Context: Due to the limited freedom available to the Finance Minister, the stimulus package has not fulfilled the expectations.
Recent Steps Taken:
Monetary Stimulus: Announcement of stimulus package comprising around 2 % of GDP Assisting various sectors including MSMEs, Agriculture and others.
RBI’s injection of liquidity: through various measures like Targeted Long-Term Repo Operations, cut in Cash Reserve Ration, refinancing of Small Industries Development Bank of India (SIDBI) etc.
Structural Reforms: Including APMC, Essential Commodities Act, freeing inter-state trade, FDI and privatization.
Relaxed Fiscal Deficit norms: States are allowed to expand their fiscal deficit to 5 % of State GDP, taking the combined deficit to 10.5%.
Critique of the steps:
Addressing migrant’s plight : Knee jerk reaction to the pandemic has created hardships for the migrant labour. Steps towards their wellbeing should have been taken earlier.

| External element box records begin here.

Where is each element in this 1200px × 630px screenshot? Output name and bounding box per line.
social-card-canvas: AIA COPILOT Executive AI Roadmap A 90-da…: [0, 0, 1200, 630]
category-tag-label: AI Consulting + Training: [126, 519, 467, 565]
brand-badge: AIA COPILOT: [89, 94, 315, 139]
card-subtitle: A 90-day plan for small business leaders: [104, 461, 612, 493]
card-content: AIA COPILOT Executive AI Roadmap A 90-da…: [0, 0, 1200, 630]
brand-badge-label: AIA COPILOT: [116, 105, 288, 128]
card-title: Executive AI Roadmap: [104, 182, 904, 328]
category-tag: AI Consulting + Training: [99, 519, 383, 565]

Insufficient stimulus: Under the facade of magnanimous Rs 20 trillion, their lies only Rs 2 trillion of actual spending by the government. This has ruined the expectation for industry bodies like FICCI and CII.
Way Forward :
The “3 T Test” of fiscal stimulus to be effective: which consists of Timely, Temporary and Targeted. To this one may add adequacy.
The solution to monetize the deficit should be avoided as it can throw up serious problems of macroeconomic stability.